Begitu tiba di masjid, saya sempat duduk-duduk di beranda sejenak menunggu adzan maghrib. Sementara itu di sana sudah ada bapak-bapak yang mempersiapkan takjil. Ada sekotak plastik korma, air kemasan dalam gelas, minuman sari buah dengan nata dan sejenis cendol model kecebong di wadah plastik transparan yang biasanya dipakai untuk kerupuk. Ada juga jeruk kupas. Anak-anak kecil mulai keluar dari dalam masjid. Sepertinya mereka habis beraktivitas.
Saat sirene penanda maghrib berkumandang di radio yang dikeraskan, bapak-bapak yang ada di sana langsung mempersilakan kami mengambil takjil. Ah, sari buah dengan nata yang disediakan ternyata tidak terlalu manis–tidak seperti yang saya takutkan. Anak-anak mulai menyergap es buah dan semangka. Kawan-kawan saya mengambil minuman kemasan di gelas.
Sementara itu, ternyata muadzin sore itu adalah bapak staf di kampus saya yang biasanya berdinas di kawasan parkir. Orangnya suka berteriak kalau bekerja, dan ternyata di sini juga suka berteriak, tapi untuk mengajak sholat. Masook, Pak!
Takjil yang simpel itu segera berlanjut dengan sholat maghrib yang cukup ekspres. Surat-suratnya pendek dan bacaannya relatif cepat. Wirid pasca sholat pun cukup singkat dan efektif. Setelah itu ditutup dengan bersalam-salaman dengan sesama jamaah.
Di beranda, saya sudah disambut jamaah yang menjaga meja makan. Seorang pemuda mempersilakan kami makan sambil ala-ala memberi contoh saya menyendok nasi dan lain-lain. Seorang nenek datang dan mengambil salah satu kotak styrofoam dari meja. Saya memilih menu lengkap nasi jagung. Ada nasi jagung, nasi putih, lodeh tahu-tempe, dadar jagung, dan mendol tempe. Juga ada kerupuk putih yang saya bayangkan pasti luar biasa juga tampak di sana. Saya langsung mengambil semuanya dalam jumlah sepantasnya. Tapi, yang tidak saya duga sebelumnya adalah betapa ternyata lodeh tahu dan tempe itu aduhai pedasnya. Oke, ternyata selera ramadan orang-orang Miftahul Huda ini cukup hardcore. Untung bumbunya luar biasa lezat. Jadi ya ada alasan kuat untuk menyelesaikannya dengan sukacita. Nasi jagung dan dadar jagung dan lodeh tahu pedas adalah gabungan tiga hal yang sulit ditandingi. Saya yakin bahkan warung ayam geprek milik selebriti pun kesulitan menandingi citarasa yang versatil ini.

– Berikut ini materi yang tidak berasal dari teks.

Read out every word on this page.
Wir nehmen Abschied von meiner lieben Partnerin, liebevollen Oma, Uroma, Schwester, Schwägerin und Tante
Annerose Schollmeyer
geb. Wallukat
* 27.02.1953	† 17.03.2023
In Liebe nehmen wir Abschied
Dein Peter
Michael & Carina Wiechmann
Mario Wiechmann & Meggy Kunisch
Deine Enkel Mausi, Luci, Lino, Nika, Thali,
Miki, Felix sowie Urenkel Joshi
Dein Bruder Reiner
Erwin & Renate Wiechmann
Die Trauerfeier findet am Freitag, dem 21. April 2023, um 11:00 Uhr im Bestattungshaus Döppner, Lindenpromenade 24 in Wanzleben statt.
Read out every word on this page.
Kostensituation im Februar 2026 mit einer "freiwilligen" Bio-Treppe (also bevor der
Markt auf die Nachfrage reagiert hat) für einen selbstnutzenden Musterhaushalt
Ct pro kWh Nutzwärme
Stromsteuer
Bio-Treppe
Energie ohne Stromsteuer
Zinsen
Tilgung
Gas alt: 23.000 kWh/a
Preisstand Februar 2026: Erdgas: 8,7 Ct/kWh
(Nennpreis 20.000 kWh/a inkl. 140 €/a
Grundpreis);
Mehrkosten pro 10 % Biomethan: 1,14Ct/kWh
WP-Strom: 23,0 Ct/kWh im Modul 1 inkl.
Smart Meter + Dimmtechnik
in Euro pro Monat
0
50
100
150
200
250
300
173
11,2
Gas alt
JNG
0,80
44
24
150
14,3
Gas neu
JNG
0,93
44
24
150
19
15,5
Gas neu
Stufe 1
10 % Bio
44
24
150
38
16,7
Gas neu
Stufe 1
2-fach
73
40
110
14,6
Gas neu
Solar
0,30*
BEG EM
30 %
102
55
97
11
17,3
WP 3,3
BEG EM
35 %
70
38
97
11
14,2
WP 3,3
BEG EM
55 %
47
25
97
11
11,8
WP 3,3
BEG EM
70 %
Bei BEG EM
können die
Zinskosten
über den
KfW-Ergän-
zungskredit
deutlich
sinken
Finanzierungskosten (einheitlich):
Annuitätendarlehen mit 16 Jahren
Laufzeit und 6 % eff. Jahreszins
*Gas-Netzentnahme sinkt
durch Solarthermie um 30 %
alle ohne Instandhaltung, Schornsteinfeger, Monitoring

Kotak-kotak styrofoam itu sendiri ternyata ditawarkan kepada anak-anak. Di teras tempat kami duduk juga terlihat anak-anak sedang makan pangsit dengan lahapnya. Ada yang mecethet saus cocolan cabe dan tumpah ke karpet. Hhh, batin saya.
Setelah selesai makan, bapak-bapak di sana mempersilakan kami mengambil jeruk. Desa ini memang termasuk penghasil jeruk. Banyak dari penduduknya memiliki kebun jeruk, dan bulan-bulan ini adalah musim panen jeruk–puncaknya bulan Juni-Juli nanti. Oke, dengan semangat cultural immersion, saya pun menikmati jeruknya.
Di depan saya duduk seorang bapak yang ternyata berasal dari tempat lain. Begini ceritanya bagaimana saya tahu:
“Silakan, Pak. Tambah,” ucap seorang bapak dalam bahasa Indonesia yang baik.
“Iya, Pak. Terima kasih,” kata bapak yang lain dengan logat berbeda, bukan logat lokal.
“Di Ambon ada nasi jagung, Pak?” kata bapak pertama.
“…” si bapak dari Ambon belum menjawab.
“Apa di sana nasi jagung buat makanan ayam, Pak?” tanya si bapak pertama.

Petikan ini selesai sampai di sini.